Re: git: 8ee579abe09e - main - zfs: fall back if block_cloning feature is disabled

From: Cy Schubert <Cy.Schubert_at_cschubert.com>
Date: Tue, 04 Apr 2023 20:48:24 UTC
As requested by rpokala, D39418 and D39419 have been submitted.

Again, I am not the author of these. Only the curator.

We can continue our discussion there.


-- 
Cheers,
Cy Schubert <Cy.Schubert@cschubert.com>
FreeBSD UNIX:  <cy@FreeBSD.org>   Web:  https://FreeBSD.org
NTP:           <cy@nwtime.org>    Web:  https://nwtime.org

			e^(i*pi)+1=0


In message <88b2e6c2-94d7-81f8-f85d-9d7a6b7b8d11@FreeBSD.org>, Martin 
Matuska w
rites:
> I agree that these are three individual fixes.
>
> 1.) pass ap->a_outcred instead of ap->a_fsizetd->td_ucred to 
> zfs_clone_range()
> I am ok with this, the way the argument is subsequently used it should 
> be ap->a_outcred which is intended for the write.
>
> 2.) do a vn_generic_copy_file_range() in case of EXDEV
>
> The comment vn_generic_copy_file_range() says:
> /*
>   * Copy a byte range of one file to another.  This function can handle the
>   * case where invp and outvp are on different file systems.
>   * It can also be called by a VOP_COPY_FILE_RANGE() to do the work, if 
> there
>   * is no better file system specific way to do it.
>   */
>
> That is actually our case. zfs_clone_range() exits with EXDEV if:
> - source and destination are not on the same pool
> - the block_cloning feature is not enabled
> - input and output files have a different block size
> - offset and len are not at block boundaries
> - length is not a multiple of block size, with except for the end of file
> - we are trying to clone a block created in the current transaction group
> - we are cloning encrypted data not in the same dataset
>
> IMO we can fallback to vn_generic_copy_file_range() in all of these cases.
>
> As of the locks, we need to run vn_generic_copy_file_range() on unlocked 
> vnodes,
> just look into the function.
> In both fuse_vnops.c and nfs_clvnops.c it does not run on locked vnodes.
> Even the comment from pjd in zfs_vnops_os.c says:
>          /*
>           * TODO: If offset/length is not aligned to recordsize, use
>           * vn_generic_copy_file_range() on this fragment.
>           * It would be better to do this after we lock the vnodes, b
> ut 
> then we
>           * need something else than vn_generic_copy_file_range().
>           */
>
> So IMO it should be at the end after unlock.
>
> 3.) By doing the feature check early, we save locking the input vnode 
> and calling mac_vnode_check_write() and vn_rlimit_fsize() at the cost of 
> checking for the disabled feature twice.

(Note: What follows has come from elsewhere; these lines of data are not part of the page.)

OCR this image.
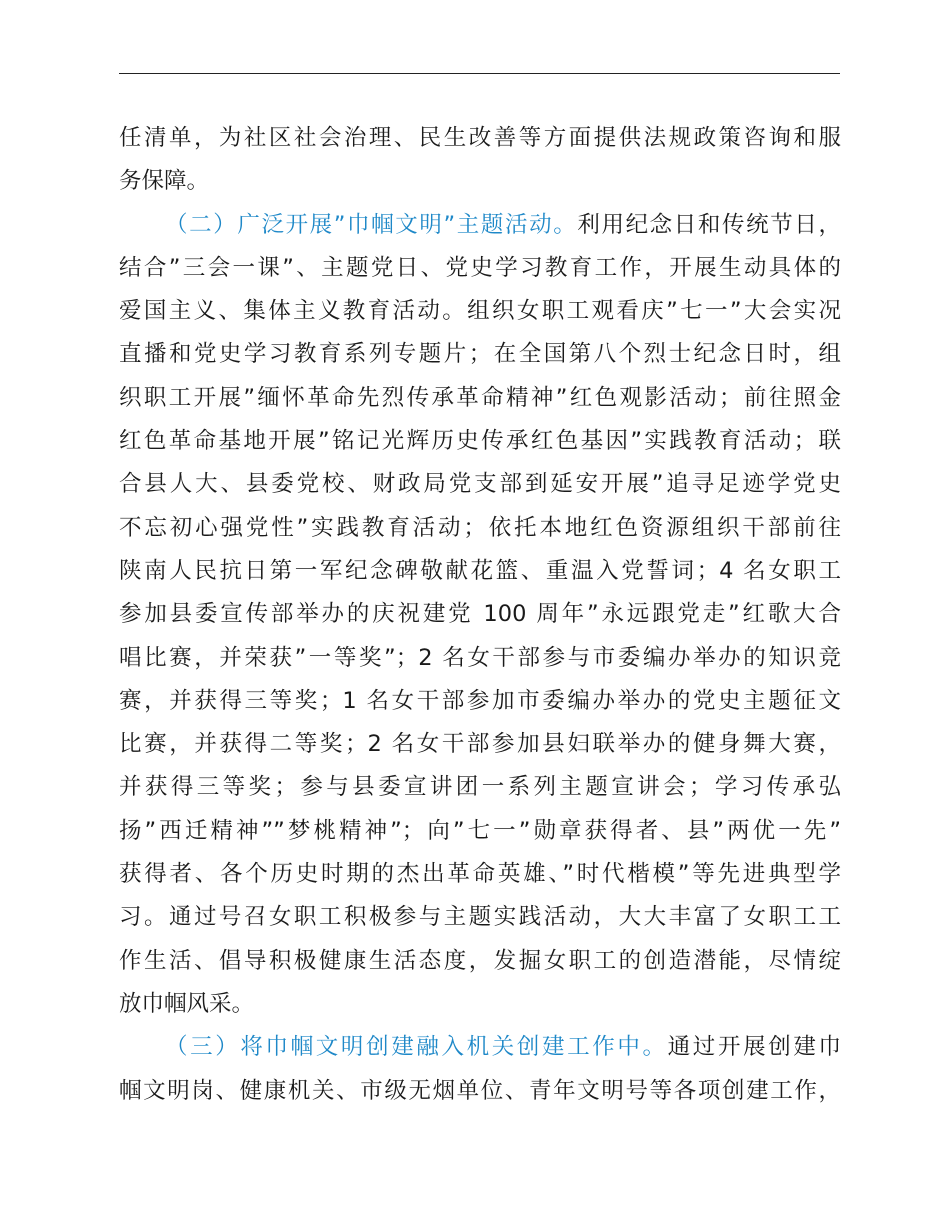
任清单，为社区社会治理、民生改善等方面提供法规政策咨询和服
务保障。
（二）广泛开展”巾帼文明”主题活动。利用纪念日和传统节日，
结合”三会一课”、主题党日、党史学习教育工作，开展生动具体的
爱国主义、集体主义教育活动。组织女职工观看庆”七一”大会实况
直播和党史学习教育系列专题片；在全国第八个烈士纪念日时，组
织职工开展”缅怀革命先烈传承革命精神”红色观影活动；前往照金
红色革命基地开展”铭记光辉历史传承红色基因”实践教育活动；联
合县人大、县委党校、财政局党支部到延安开展”追寻足迹学党史
不忘初心强党性”实践教育活动；依托本地红色资源组织干部前往
陕南人民抗日第一军纪念碑敬献花篮、重温入党誓词；4 名女职工
参加县委宣传部举办的庆祝建党 100 周年”永远跟党走”红歌大合
唱比赛，并荣获”一等奖”；2 名女干部参与市委编办举办的知识竞
赛，并获得三等奖；1 名女干部参加市委编办举办的党史主题征文
比赛，并获得二等奖；2 名女干部参加县妇联举办的健身舞大赛，
并获得三等奖；参与县委宣讲团一系列主题宣讲会；学习传承弘
扬”西迁精神””梦桃精神”；向”七一”勋章获得者、县”两优一先”
获得者、各个历史时期的杰出革命英雄、”时代楷模”等先进典型学
习。通过号召女职工积极参与主题实践活动，大大丰富了女职工工
作生活、倡导积极健康生活态度，发掘女职工的创造潜能，尽情绽
放巾帼风采。
（三）将巾帼文明创建融入机关创建工作中。通过开展创建巾
帼文明岗、健康机关、市级无烟单位、青年文明号等各项创建工作，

Maybe documented skipping of 
> the check in zfs_clone_range()? The code of the early check looks ok to me.
>
> On 4. 4. 2023 20:18, Cy Schubert wrote:
> > In message <CAGudoHHe3FJmW_cEddozQScJcwfbdbbfEn=y+m6wwmzmvEMb-w@mail.gmail.
> c
> > om>
> > , Mateusz Guzik writes:
> >> can you please post a review
> > I could but I didn't write any of it. Rick Macklem and Martin Matuska wrote
> > it. My patch was for discussion only.
> >
> > Martin and Rick, do you mind if I post this as a review. It should probably
> > be two, maybe three separate commits, fixing two different problems.
> >
> >